<VIA LOUDSPEAKER> International Olympic Committee, Vancouver Organizing Olympic Committee and Tiger Woods, please report to the first-floor classroom for PR 101…
I really wish I could say that people who work in my industry do it right because we had the best and the brightest teachers. Somewhere along the way, however, some didn’t learn basic public relations, didn’t listen or are allowing a misguided leader to dictate actions instead of what could be a better strategy for relating to the public.
Woods’ agent, Mark Steinberg, announced that the world’s most popular golfer will make his first public appearance since November when he makes a statement to a “small group of friends, colleagues and close associates” and three pool reporters on Friday at 11 a.m., EST from the PGA Tour headquarters in Ponte Vedra, Fla.
The key word is “statement,” as in Woods won’t take any questions. Almost as soon as the “appearance” was released to the media, speculation and chat about the strategy used by the Woods’ camp began to stream throughout social media. The consensus is not positive if the 2009 PGA Player of the Year is trying to make a second first impression.
“So Tiger’s not going to take questions? Why doesn’t he just tape his statement and put it on his website?” asked Milwaukee Journal Sentinel sports reporter, Greg Bedard on his Twitter page. Followed by a later tweet, “The media should show some guts and not televise the infomercial.”
Not much differed in PR pros’ points of view. “Him not speaking in public is not what’s lost trust in millions of people,” said John Sternal. “Don’t waste time by saying the same thing you’ve already said.”
“Whoever is making PR money off Tiger is robbing him blind,” said PR specialist, Toby Srebnik.
Earlier in my fiscal week, it was the IOC and VANOC that drew my ire, not only for poor PR practices. The organizations classlessly blamed Georgian luger’s Nodar Kumaritashvili’s fatal run on the late athlete. The timing, even if the data is statistically supported, was distasteful.
Only hours after Kumaritashvili flew off the track to his death, organizers promptly erected higher walls, padded steel beams that surrounded the course and moved the starting points forward for all racers. Before the last nail was hammered into the new wall, the IOC read a joint statement from the International Luge Federation that blamed the tragedy on athlete error.

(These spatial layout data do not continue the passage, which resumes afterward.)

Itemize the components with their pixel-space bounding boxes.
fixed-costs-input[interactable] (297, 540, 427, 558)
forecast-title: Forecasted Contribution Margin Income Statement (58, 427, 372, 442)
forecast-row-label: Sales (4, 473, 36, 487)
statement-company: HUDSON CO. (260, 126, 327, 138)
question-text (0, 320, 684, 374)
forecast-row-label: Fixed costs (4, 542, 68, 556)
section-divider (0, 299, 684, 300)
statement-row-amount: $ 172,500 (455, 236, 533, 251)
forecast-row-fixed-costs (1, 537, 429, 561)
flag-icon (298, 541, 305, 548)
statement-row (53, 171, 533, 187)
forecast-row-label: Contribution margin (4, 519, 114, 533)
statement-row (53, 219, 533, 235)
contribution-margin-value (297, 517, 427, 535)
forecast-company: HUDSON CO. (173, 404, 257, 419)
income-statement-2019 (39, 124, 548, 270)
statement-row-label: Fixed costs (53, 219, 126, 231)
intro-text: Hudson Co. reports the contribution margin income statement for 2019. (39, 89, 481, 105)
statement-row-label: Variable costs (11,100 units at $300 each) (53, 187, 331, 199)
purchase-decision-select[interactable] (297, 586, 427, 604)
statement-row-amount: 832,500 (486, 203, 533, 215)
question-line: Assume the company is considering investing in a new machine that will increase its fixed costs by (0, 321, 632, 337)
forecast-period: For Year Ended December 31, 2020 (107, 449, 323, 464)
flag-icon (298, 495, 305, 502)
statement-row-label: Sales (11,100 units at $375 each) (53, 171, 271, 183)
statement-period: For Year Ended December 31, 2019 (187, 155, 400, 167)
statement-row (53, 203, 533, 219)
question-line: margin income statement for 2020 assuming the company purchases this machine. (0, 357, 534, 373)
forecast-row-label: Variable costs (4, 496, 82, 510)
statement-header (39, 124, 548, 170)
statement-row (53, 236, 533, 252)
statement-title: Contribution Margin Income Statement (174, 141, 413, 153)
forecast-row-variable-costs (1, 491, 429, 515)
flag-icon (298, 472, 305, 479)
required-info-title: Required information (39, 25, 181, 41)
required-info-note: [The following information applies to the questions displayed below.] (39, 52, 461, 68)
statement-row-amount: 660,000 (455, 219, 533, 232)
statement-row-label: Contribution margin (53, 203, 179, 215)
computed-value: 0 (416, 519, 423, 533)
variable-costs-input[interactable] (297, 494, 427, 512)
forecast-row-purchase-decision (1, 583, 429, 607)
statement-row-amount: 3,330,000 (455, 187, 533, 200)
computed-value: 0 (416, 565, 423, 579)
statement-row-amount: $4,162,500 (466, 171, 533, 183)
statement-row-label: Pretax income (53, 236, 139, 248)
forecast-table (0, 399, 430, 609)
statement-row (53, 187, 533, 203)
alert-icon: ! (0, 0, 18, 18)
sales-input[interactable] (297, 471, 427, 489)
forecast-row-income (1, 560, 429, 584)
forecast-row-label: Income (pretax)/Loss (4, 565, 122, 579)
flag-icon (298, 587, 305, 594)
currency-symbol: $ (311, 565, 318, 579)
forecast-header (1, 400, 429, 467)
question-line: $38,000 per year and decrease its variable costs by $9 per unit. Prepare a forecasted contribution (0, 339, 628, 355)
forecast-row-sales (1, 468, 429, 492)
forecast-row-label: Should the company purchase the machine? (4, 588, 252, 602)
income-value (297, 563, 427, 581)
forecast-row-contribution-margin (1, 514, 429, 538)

The day prior to his final run, the Georgian luger told his father that he was terrified of the track at the Whistler Sliding Center. He wasn’t the only one. Others expressed concern over the degree of difficulty and said that there wasn’t ample time to safely prepare for the course. Despite these concerns, governing bodies were quick to deflect blame to the dead athlete. It just didn’t sit well with many of us who train to communicate news and prepare for crises.
The Olympics PR problems didn’t start or end there. VANOC will reportedly have to refund up to $1.5 million for more than 20,000 tickets because rain caused potentially dangerous viewing conditions at the snowboard and freestyle ski venue. (I personally applaud this responsible, albeit expensive move.) That and the dozens of irritable tweets I read each day from people who resent NBC Sports’ tape-delay of events leads me to believe there was little thought about public sentiment. This has led to criticisms that could have been avoided.